Dreaming of La Sal

A serial novel by Michelle Curry Wright

Backstory 15

How to figure out whether you should face your fears — or lock arms with them on your walk through life.

After I saw that documentary about Tony Robbins (I Am Not Your Guru), the one where he helps birth people’s personal breakthroughs (a lot of hype, but transfixing), I got to listening to some of his podcasts.

I started listening to podcasts when I decided to ride my cruiser (the bike I had when I was 10, actually) a couple of miles to the reservoir and back as a form of morning exercise.  

It used to be, that at 7:30 in the morning, almost every morning, I’d get in some more intense form of bicycling, or Pilates, or cross country skiing or running. Now, in a different location and time of life, I take the lead-sled Rollfast one-speed on a paved path. With a headwind, it’s an actual workout. 

(Anyway, shout-out to the millennials at work when I started this riding routine for tuning me in and turning me on to the world of podcasts.)

Weirdly, though, however vast the selections out there for me to choose from, with every scan of the possibilities, I seemed to resist a little before listening to any of them — TED Radio Hour, Oprah, Insights from the Edge, Stuff You Should Know, Good Life Project — or whatever was. Would it hold my attention? Be interesting? Almost every time, I’d get sucked into to whatever subjects, vacuumed into them, really, because they almost always turned out to be very, very good.  

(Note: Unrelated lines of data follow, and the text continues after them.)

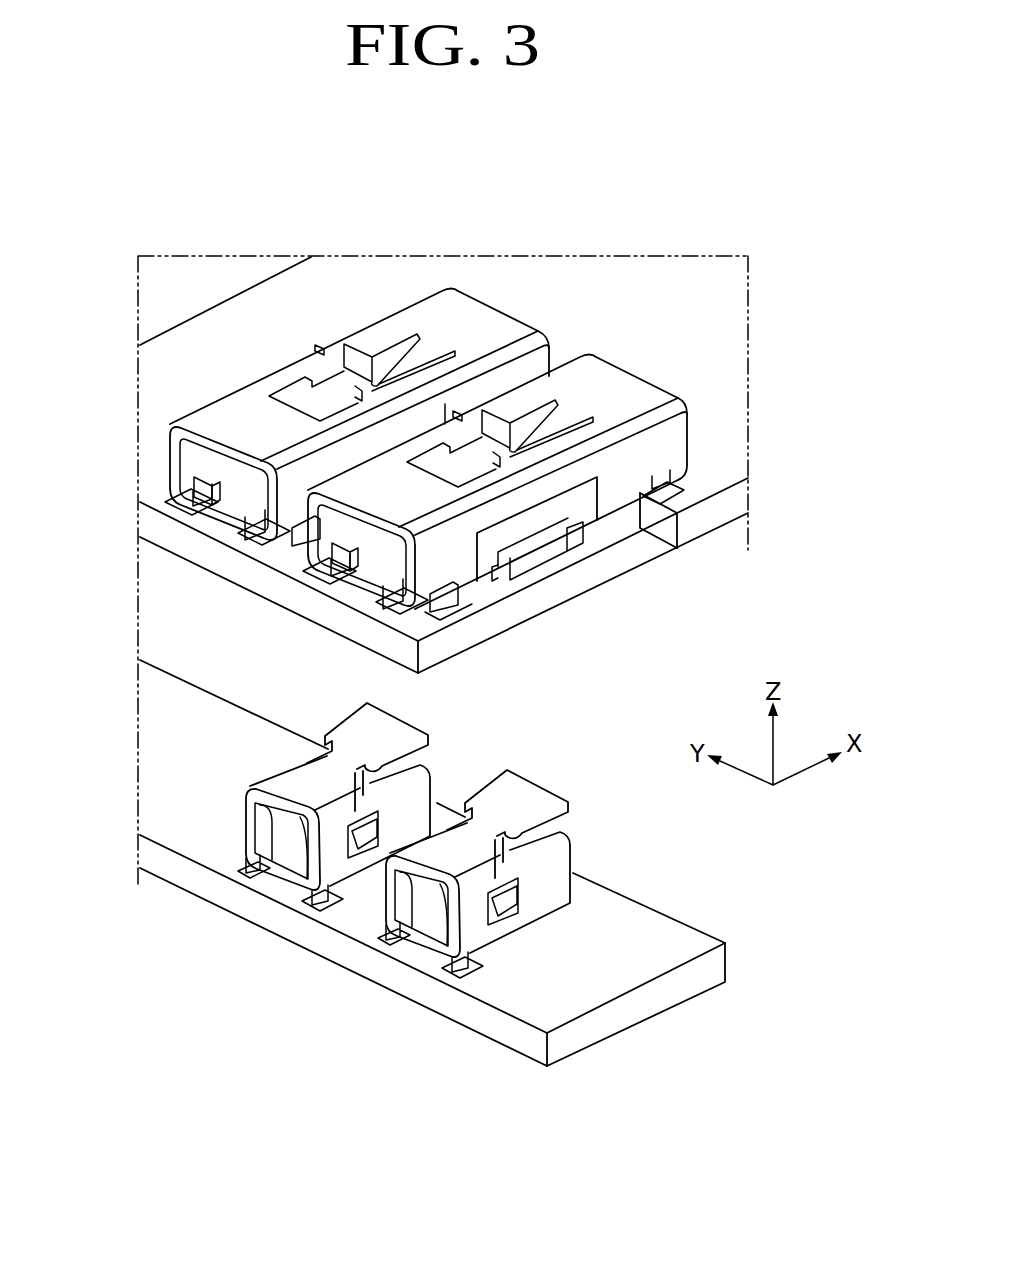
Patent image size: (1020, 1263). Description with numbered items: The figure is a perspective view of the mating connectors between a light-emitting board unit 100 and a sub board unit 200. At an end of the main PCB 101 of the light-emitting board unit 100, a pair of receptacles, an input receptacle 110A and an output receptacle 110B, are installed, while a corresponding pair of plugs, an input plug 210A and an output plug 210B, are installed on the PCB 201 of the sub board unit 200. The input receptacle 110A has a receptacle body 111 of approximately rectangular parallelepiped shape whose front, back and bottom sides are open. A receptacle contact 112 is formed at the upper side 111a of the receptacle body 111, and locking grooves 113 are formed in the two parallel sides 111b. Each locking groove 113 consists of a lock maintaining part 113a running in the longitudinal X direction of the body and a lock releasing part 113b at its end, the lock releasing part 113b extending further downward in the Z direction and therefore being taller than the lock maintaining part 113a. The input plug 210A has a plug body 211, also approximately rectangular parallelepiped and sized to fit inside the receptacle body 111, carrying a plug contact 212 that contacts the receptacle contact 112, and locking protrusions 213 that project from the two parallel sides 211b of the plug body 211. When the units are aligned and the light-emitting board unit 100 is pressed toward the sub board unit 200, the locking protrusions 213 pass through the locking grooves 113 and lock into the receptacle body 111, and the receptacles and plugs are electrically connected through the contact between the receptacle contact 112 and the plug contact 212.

The light-emitting board unit 100 is at (697, 552).
The main PCB 101 is at (178, 372).
The input receptacle 110A is at (515, 488).
The output receptacle 110B is at (196, 458).
The receptacle body 111 is at (571, 461).
The upper side of receptacle body 111a is at (612, 380).
The sides of receptacle body 111b is at (657, 457).
The receptacle contact 112 is at (313, 400).
The locking groove 113 is at (546, 576).
The lock maintaining part 113a is at (538, 540).
The lock releasing part 113b is at (531, 604).
The sub board unit 200 is at (413, 1030).
The PCB 201 is at (635, 1010).
The input plug 210A is at (470, 911).
The output plug 210B is at (276, 882).
The plug body 211 is at (532, 885).
The sides of plug body 211b is at (565, 888).
The plug contact 212 is at (392, 728).
The locking protrusion 213 is at (398, 833).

With Tony Robbins, even his podcasts are an on-steroids experience, with all the entrepreneurs, celebrities, the hype, the Robbins machine, the sped-up voices. The last one I listened to was an interview with Mike Tyson. (Really, Michelle? I was thinking as I pressed Play. Yeah. Really. Big story. Unfathomable hardship, early vices, bullying, raw talent, abuse of power, vices, vices, vices, and more vices. And then….redemption.) 

One of the things he said about growing up in a tough neighborhood (he estimated he had 400 street fights there) was that his motivation for fighting was never wanting to be picked on again. To not be afraid of anyone. Ever. Again.  And the way he did this was simply to pummel anyone who triggered in him the kind of fear he’d experienced early on. This was the foundation, begun at the age of nine, of the eradicate-fear-forever program.  

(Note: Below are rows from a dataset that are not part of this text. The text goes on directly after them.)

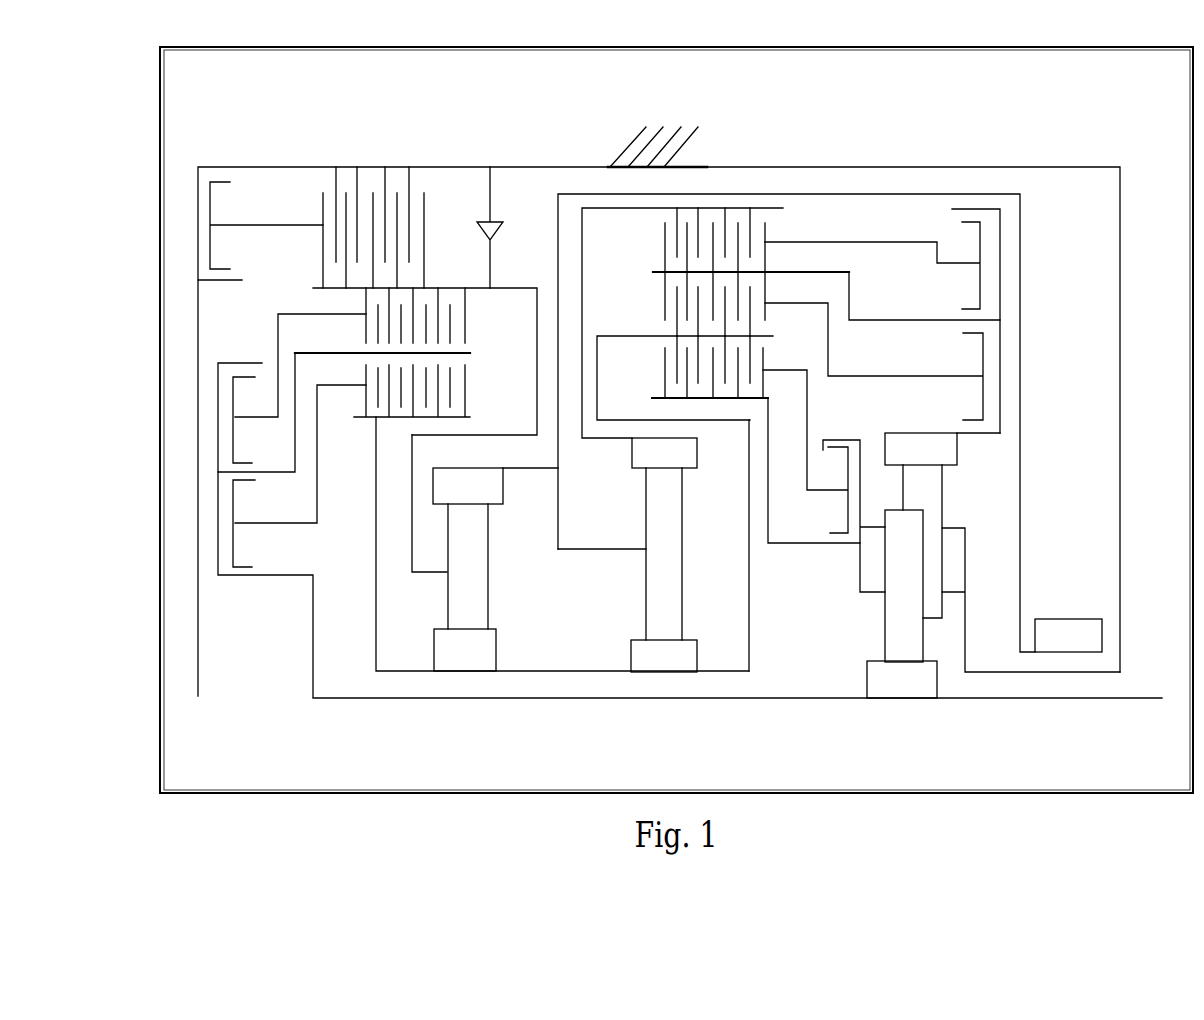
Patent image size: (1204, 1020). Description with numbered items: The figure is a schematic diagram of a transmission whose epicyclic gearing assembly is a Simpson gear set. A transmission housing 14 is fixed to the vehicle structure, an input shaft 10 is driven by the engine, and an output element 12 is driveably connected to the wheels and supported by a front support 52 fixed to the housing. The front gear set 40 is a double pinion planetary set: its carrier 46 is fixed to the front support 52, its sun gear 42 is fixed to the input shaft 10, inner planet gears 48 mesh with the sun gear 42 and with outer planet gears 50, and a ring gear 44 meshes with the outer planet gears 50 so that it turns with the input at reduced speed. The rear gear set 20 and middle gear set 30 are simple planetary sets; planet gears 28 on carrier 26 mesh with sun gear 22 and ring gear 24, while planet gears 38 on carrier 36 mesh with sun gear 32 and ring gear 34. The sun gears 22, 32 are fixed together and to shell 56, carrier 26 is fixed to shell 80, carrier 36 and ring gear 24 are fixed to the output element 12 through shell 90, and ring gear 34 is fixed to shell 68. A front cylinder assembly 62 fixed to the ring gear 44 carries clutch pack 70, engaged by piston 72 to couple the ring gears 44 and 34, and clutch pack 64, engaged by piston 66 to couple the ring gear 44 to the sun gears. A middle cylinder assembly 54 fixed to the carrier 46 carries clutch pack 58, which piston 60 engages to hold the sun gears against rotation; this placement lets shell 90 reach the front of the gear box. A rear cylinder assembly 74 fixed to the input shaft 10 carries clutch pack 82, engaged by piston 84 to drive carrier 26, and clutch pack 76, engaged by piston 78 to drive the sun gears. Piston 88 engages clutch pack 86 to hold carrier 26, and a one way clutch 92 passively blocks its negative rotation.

The input shaft 10 is at (1135, 697).
The output element 12 is at (1053, 644).
The transmission housing 14 is at (641, 136).
The rear gear set 20 is at (562, 584).
The sun gear 22 is at (446, 659).
The ring gear 24 is at (495, 486).
The carrier 26 is at (428, 572).
The planet gears 28 is at (468, 566).
The middle gear set 30 is at (653, 742).
The sun gear 32 is at (649, 666).
The ring gear 34 is at (664, 453).
The carrier 36 is at (611, 549).
The planet gears 38 is at (664, 554).
The front gear set 40 is at (893, 742).
The sun gear 42 is at (902, 679).
The ring gear 44 is at (942, 449).
The carrier 46 is at (965, 538).
The inner planet gears 48 is at (889, 588).
The outer planet gears 50 is at (909, 500).
The front support 52 is at (1120, 474).
The middle cylinder assembly 54 is at (818, 546).
The shell 56 is at (750, 633).
The clutch pack 58 is at (665, 377).
The piston 60 is at (836, 490).
The front cylinder assembly 62 is at (910, 321).
The clutch pack 64 is at (665, 318).
The piston 66 is at (893, 377).
The shell 68 is at (581, 273).
The clutch pack 70 is at (665, 250).
The piston 72 is at (920, 244).
The rear cylinder assembly 74 is at (268, 472).
The clutch pack 76 is at (465, 388).
The piston 78 is at (298, 523).
The shell 80 is at (502, 285).
The clutch pack 82 is at (466, 327).
The piston 84 is at (278, 345).
The clutch pack 86 is at (421, 245).
The piston 88 is at (258, 224).
The shell 90 is at (1018, 275).
The one way clutch 92 is at (495, 218).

I’m thinking of this in relationship to something I read years ago, something I’ve been rolling around in my mouth like one of those cinnamon Atomic Fireballs for a long time, which is the concept of doing something you’re afraid of every day. To have a fierce heart and step daily into that place of overcoming, with courage leading. 

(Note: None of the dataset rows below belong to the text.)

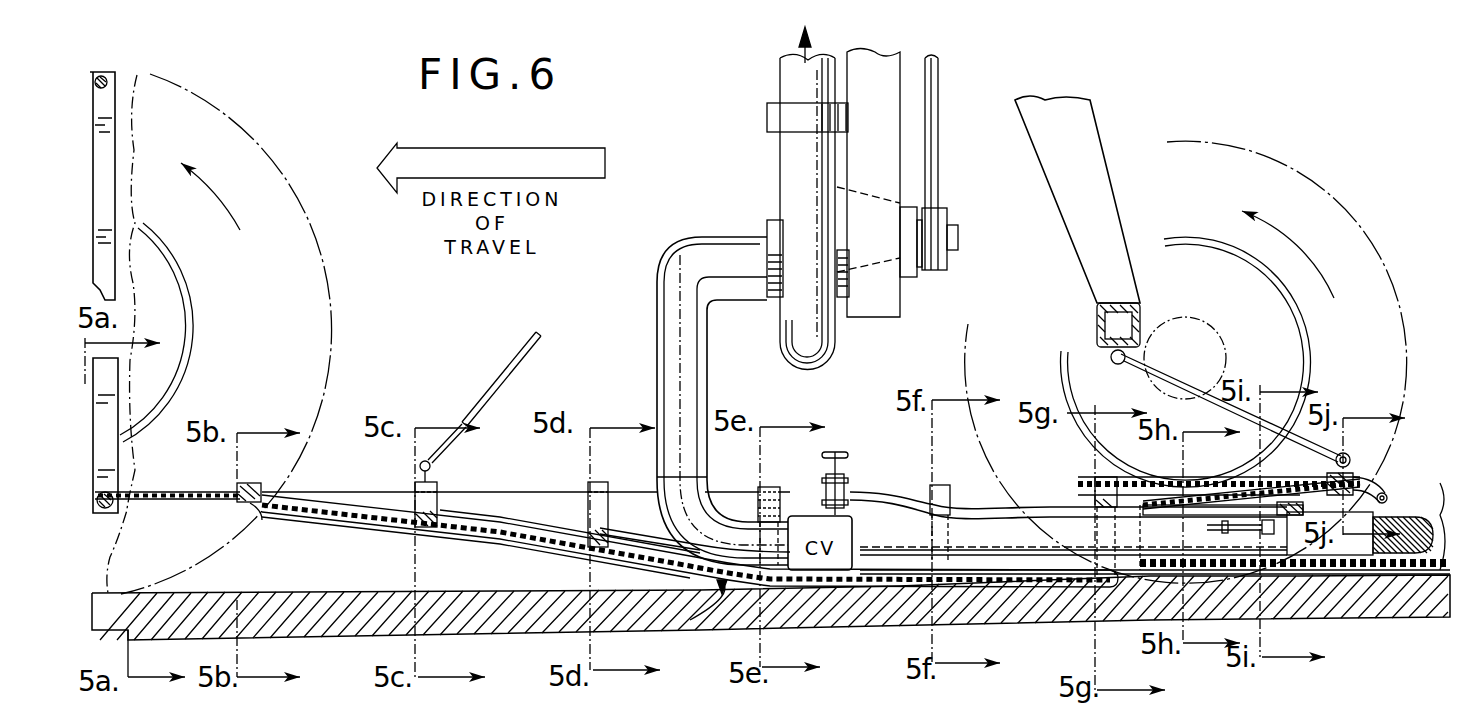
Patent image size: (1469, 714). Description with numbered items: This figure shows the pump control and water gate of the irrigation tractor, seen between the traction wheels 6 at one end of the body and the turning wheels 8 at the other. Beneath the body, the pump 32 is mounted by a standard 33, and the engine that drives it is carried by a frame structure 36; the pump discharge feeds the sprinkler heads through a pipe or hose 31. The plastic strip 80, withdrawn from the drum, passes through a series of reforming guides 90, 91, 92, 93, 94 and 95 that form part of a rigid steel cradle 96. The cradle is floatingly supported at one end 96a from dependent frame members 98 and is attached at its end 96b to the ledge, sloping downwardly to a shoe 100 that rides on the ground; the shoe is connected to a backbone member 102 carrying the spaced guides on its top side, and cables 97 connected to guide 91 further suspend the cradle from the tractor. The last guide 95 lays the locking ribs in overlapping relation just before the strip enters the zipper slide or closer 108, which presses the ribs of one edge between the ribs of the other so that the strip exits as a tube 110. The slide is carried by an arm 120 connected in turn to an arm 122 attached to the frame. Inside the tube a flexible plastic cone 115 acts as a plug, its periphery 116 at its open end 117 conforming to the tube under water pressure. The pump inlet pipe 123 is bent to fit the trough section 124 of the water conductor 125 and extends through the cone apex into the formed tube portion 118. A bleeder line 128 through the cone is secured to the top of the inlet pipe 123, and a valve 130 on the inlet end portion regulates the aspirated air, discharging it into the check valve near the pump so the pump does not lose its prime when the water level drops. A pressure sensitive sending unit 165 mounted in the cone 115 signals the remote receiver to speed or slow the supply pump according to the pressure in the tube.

The traction wheels 6 is at (325, 314).
The turning wheels 8 is at (1355, 240).
The pipe or hose 31 is at (793, 80).
The pump 32 is at (793, 170).
The standard 33 is at (858, 141).
The frame structure 36 is at (938, 128).
The plastic strip 80 is at (370, 492).
The reforming guide 90 is at (262, 490).
The reforming guide 91 is at (437, 470).
The reforming guide 92 is at (604, 482).
The reforming guide 93 is at (768, 487).
The reforming guide 94 is at (938, 485).
The reforming guide 95 is at (1095, 485).
The steel cradle 96 is at (470, 540).
The cradle end 96a is at (115, 505).
The cradle end 96b is at (262, 510).
The cables 97 is at (498, 370).
The dependent frame members 98 is at (103, 157).
The shoe 100 is at (1100, 580).
The backbone member 102 is at (520, 545).
The zipper slide or closer 108 is at (1380, 468).
The tube 110 is at (1442, 480).
The cone 115 is at (1215, 497).
The periphery of the cone 116 is at (1388, 503).
The open end of the cone 117 is at (1295, 555).
The formed tube portion 118 is at (1275, 488).
The arm 120 is at (1195, 360).
The arm 122 is at (1100, 190).
The inlet pipe 123 is at (660, 360).
The trough section 124 is at (640, 537).
The water conductor 125 is at (700, 625).
The bleeder line 128 is at (1055, 514).
The valve 130 is at (848, 490).
The pressure sensitive sending unit 165 is at (1262, 534).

Though I  understand this in theory, I’ve always resisted it. I put it in the same sort of category as being a cowgirl. I’m not one, but shouldn’t every woman have a little cowgirl in her? Shouldn’t I be different than I am, be better, be more courageous and spunky?  The fear-a-day proposition makes me tense every time I revisit it, and then kind of cowardly as I back away from the idea. Here I am, working on having more peace in my life, more contentment and joy, more deep acceptance and gratitude. Is this done by seeding the day with challenge of feeling fear then overcoming it? 

When I turned fifty I came up with this idea of fifty essays’ worth of trying new things, which was a sort of positive version of fear-a-day. It kept me busy for a while — but it was deeply rooted in proving things to myself and others. The notion of an audience appreciating someone who was trying to be a little more of a cowgirl. 

Now, with the help of the incredible books on my nightstand — and other podcasts, of course — I think I’m finally ready to spit out the Fireball. What has tripped me up with the idea of a fear-a-day is time — our entanglement with its passage, its heavy accumulation of details, the push of it behind us and pull in front, the comparisons it heaves at us from all quadrants when we let it.

If we attend to right here and right now — the eternal now — we are fear’s greatest (and most loving) enemy, This is the only portal to the fearless heart. I think what we are meant to do in the present moment is to allow it in a gazillion times until our narrow mental ruts start to budge, to widen, or veer in a new direction.

Thankfully, we are helped along by all manner of present moment reminders on planet Earth. Clouds in a deep blue sky. The whirr of a hummingbird. Biting into a plum. This is where we stop and settle in and let love dissolve every facet of darkness. I think.